Еще один день томительного ожидания подходил к концу. Монгольское войско встало лагерем в двадцати километрах от засады. Его численность не увеличилась, а это означало, что князь был прав. Основные силы повернули к Пронску и вполне возможно, что на Рязань они пойдут другой дорогой, минуя подготовленную для них ловушку.

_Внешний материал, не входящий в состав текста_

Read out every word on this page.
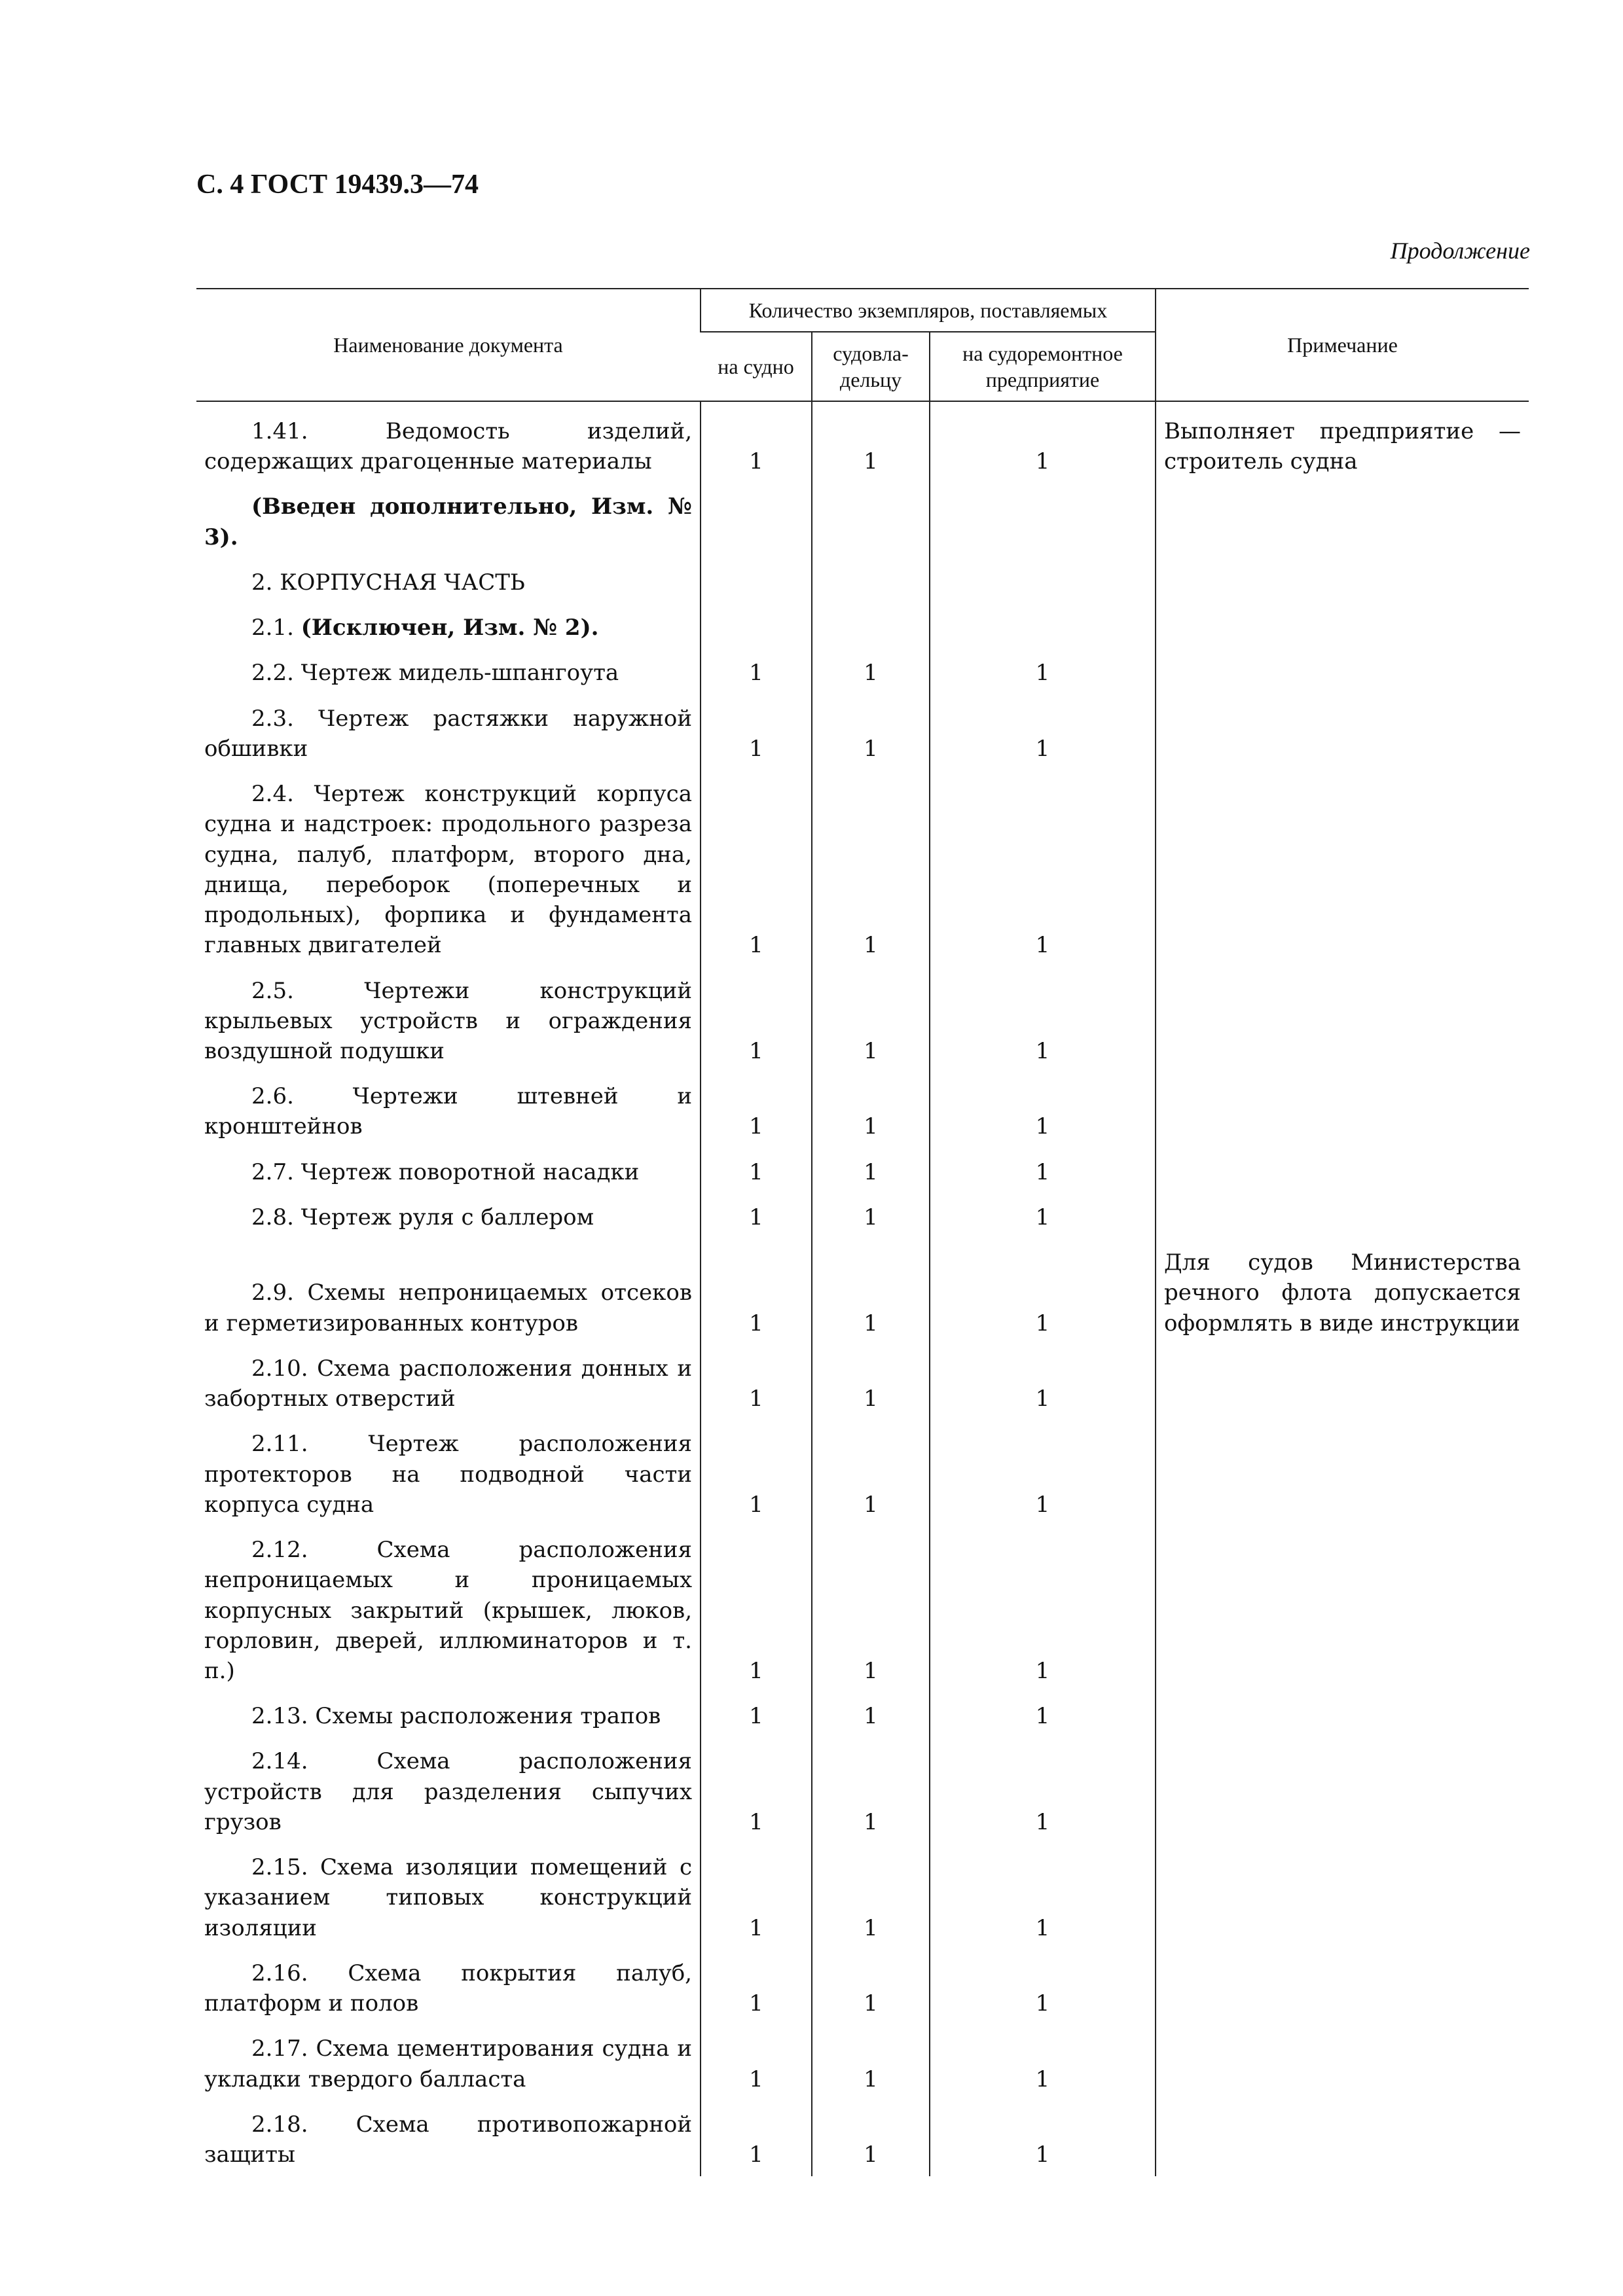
С. 4 ГОСТ 19439.3—74
Продолжение
Наименование документа	Количество экземпляров, поставляемых			Примечание
	на судно	судовла-дельцу	на судоремонтное предприятие	
1.41. Ведомость изделий, содержащих драгоценные материалы	1	1	1	Выполняет предприятие — строитель судна
(Введен дополнительно, Изм. № 3).				
2. КОРПУСНАЯ ЧАСТЬ				
2.1. (Исключен, Изм. № 2).				
2.2. Чертеж мидель-шпангоута	1	1	1	
2.3. Чертеж растяжки наружной обшивки	1	1	1	
2.4. Чертеж конструкций корпуса судна и надстроек: продольного разреза судна, палуб, платформ, второго дна, днища, переборок (поперечных и продольных), форпика и фундамента главных двигателей	1	1	1	
2.5. Чертежи конструкций крыльевых устройств и ограждения воздушной подушки	1	1	1	
2.6. Чертежи штевней и кронштейнов	1	1	1	
2.7. Чертеж поворотной насадки	1	1	1	
2.8. Чертеж руля с баллером	1	1	1	
2.9. Схемы непроницаемых отсеков и герметизированных контуров	1	1	1	Для судов Министерства речного флота допускается оформлять в виде инструкции
2.10. Схема расположения донных и забортных отверстий	1	1	1	
2.11. Чертеж расположения протекторов на подводной части корпуса судна	1	1	1	
2.12. Схема расположения непроницаемых и проницаемых корпусных закрытий (крышек, люков, горловин, дверей, иллюминаторов и т. п.)	1	1	1	
2.13. Схемы расположения трапов	1	1	1	
2.14. Схема расположения устройств для разделения сыпучих грузов	1	1	1	
2.15. Схема изоляции помещений с указанием типовых конструкций изоляции	1	1	1	
2.16. Схема покрытия палуб, платформ и полов	1	1	1	
2.17. Схема цементирования судна и укладки твердого балласта	1	1	1	
2.18. Схема противопожарной защиты	1	1	1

Вечером пришел вызов от Ярошенко. Танкист сообщил, что он успешно разгромил появившееся на водоразделе войско, но как и на Проне его численность не превышала двух-трех тысяч. А уже в сумерках на дельтаплане приземлился лейтенант Филатов. Саня с помощью неустойчиво работающего на пределе дальности портала все же провел разведку окрестностей и передал результаты Шибалину. Подполковник нанес их на карту и получил неутешительную картину — противник наступал слишком широким фронтом. Две опорные точки — Ярошенко на водоразделе у реки Пожва и Андреев на Проне просто не в состоянии были удержать монгольские тумены, фронт которых развернулся полосой свыше двухсот километров. Валерий Петрович спешно мобилизовал артиллеристов среди выздоравливающих — хотя бы на один расчет для гаубицы — прикрыть Пронск через портал, когда его осадит тумен Гаюк-хана. И послал последнего своего летчика Филатова в помощь Андрееву, чтобы не отвлекать Ерисова, прикомандированного к танкистам.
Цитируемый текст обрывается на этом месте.